The European Central Bank (ECB) has kept interest rates unchanged at 4% as concerns about inflation persist. High food and oil prices have pushed up the cost of everyday essentials such as bread and petrol, sending inflation to record levels in previous months.
ECB President Jean-Claude Trichet has been resisting calls from business groups claiming that the high borrowing costs are hurting their profits.
Earlier, the Bank of England left its main interest rate unchanged at 5.25%.
"Looking ahead we expect a more protracted period of relatively high rates of inflation that we did a few months ago," said ECB president Jean-Claude Trichet.
But he insisted that the ECB governing council's monetary policy would deliver lower inflation in the medium term.
Powerful euro
One of the main concerns for businesses is the strength of the euro, which is being underpinned by the interest rate level.
The euro has climbed to record levels against the US dollar, and the worry for exporters is that foreign demand will wane as a result.
A rate cut, they argue, is needed to weaken the euro and stoke up exports.
"The euro's continuing appreciation is becoming alarming," the European Trade Union Confederation warned.
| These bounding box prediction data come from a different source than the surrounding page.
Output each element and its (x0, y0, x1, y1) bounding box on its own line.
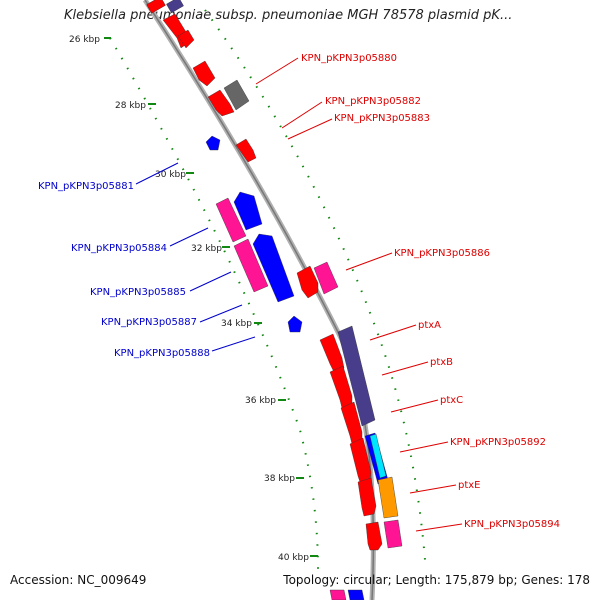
gene-label-ptxB[interactable]: ptxB (430, 357, 453, 368)
gene-label-KPN_pKPN3p05880[interactable]: KPN_pKPN3p05880 (301, 53, 397, 64)
gene-KPN_pKPN3p05884 (215, 197, 247, 243)
gene-label-KPN_pKPN3p05888[interactable]: KPN_pKPN3p05888 (114, 348, 210, 359)
gene-KPN_pKPN3p05892-cyan (369, 433, 387, 479)
gene-label-KPN_pKPN3p05881[interactable]: KPN_pKPN3p05881 (38, 181, 134, 192)
kbp-label-38: 38 kbp (264, 474, 295, 484)
gene-KPN_pKPN3p05894 (365, 521, 383, 551)
backbone-arc-inner (144, 0, 375, 600)
right-leaders (255, 57, 463, 532)
gene-label-KPN_pKPN3p05894[interactable]: KPN_pKPN3p05894 (464, 519, 560, 530)
gene-KPN_pKPN3p05880 (192, 60, 216, 87)
gene-ptxA-red (319, 333, 345, 373)
gene-KPN_pKPN3p05880-gray (223, 79, 250, 111)
gene-ptxE (377, 476, 399, 519)
gene-26k-red-b (177, 29, 195, 49)
gene-label-KPN_pKPN3p05883[interactable]: KPN_pKPN3p05883 (334, 113, 430, 124)
gene-KPN_pKPN3p05881 (205, 135, 221, 151)
accession-text: Accession: NC_009649 (10, 573, 147, 587)
outer-dotted-track (204, 9, 426, 561)
inner-dotted-track (109, 37, 319, 571)
gene-label-KPN_pKPN3p05886[interactable]: KPN_pKPN3p05886 (394, 248, 490, 259)
kbp-ticks (104, 37, 318, 557)
gene-KPN_pKPN3p05886 (296, 265, 319, 299)
kbp-label-30: 30 kbp (155, 170, 186, 180)
gene-KPN_pKPN3p05894-pink (383, 519, 403, 549)
summary-text: Topology: circular; Length: 175,879 bp; … (283, 573, 590, 587)
gene-label-ptxC[interactable]: ptxC (440, 395, 463, 406)
gene-bottom-partial-pink (329, 589, 347, 600)
left-leaders (135, 162, 256, 352)
gene-KPN_pKPN3p05883 (235, 138, 257, 163)
gene-label-KPN_pKPN3p05882[interactable]: KPN_pKPN3p05882 (325, 96, 421, 107)
kbp-label-26: 26 kbp (69, 35, 100, 45)
gene-label-ptxA[interactable]: ptxA (418, 320, 441, 331)
kbp-label-36: 36 kbp (245, 396, 276, 406)
kbp-label-28: 28 kbp (115, 101, 146, 111)
gene-top-partial-slate (166, 0, 184, 14)
gene-label-KPN_pKPN3p05884[interactable]: KPN_pKPN3p05884 (71, 243, 167, 254)
gene-ptxA (337, 325, 376, 427)
gene-KPN_pKPN3p05882 (207, 89, 235, 117)
gene-KPN_pKPN3p05886-pink (313, 261, 339, 295)
kbp-label-40: 40 kbp (278, 553, 309, 563)
gene-KPN_pKPN3p05885 (233, 238, 269, 293)
gene-label-KPN_pKPN3p05887[interactable]: KPN_pKPN3p05887 (101, 317, 197, 328)
kbp-label-34: 34 kbp (221, 319, 252, 329)
backbone-arc (142, 0, 376, 600)
gene-label-KPN_pKPN3p05885[interactable]: KPN_pKPN3p05885 (90, 287, 186, 298)
reverse-genes (205, 135, 303, 333)
gene-KPN_pKPN3p05888 (287, 315, 303, 333)
forward-genes (146, 0, 403, 600)
gene-label-KPN_pKPN3p05892[interactable]: KPN_pKPN3p05892 (450, 437, 546, 448)
gene-label-ptxE[interactable]: ptxE (458, 480, 481, 491)
gene-bottom-partial-blue (347, 589, 365, 600)
gene-KPN_pKPN3p05884-blue (233, 191, 263, 231)
gene-ptxE-red (357, 477, 377, 517)
gene-KPN_pKPN3p05885-blue (252, 233, 295, 303)
kbp-label-32: 32 kbp (191, 244, 222, 254)
gene-top-partial-red (146, 0, 166, 14)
The group explained the strong euro would exacerbate problems already being caused by wobbles in the world financial markets, slowing global growth and weakening housing markets in a number of key economies.
However, the ECB has argued that the eurozone's underlying growth is fundamentally sound and it is inflation, rather than recession, that poses the greatest threat to stability.
"Price stability is a prerequisite for sustainable growth and job creation," Mr Trichet said.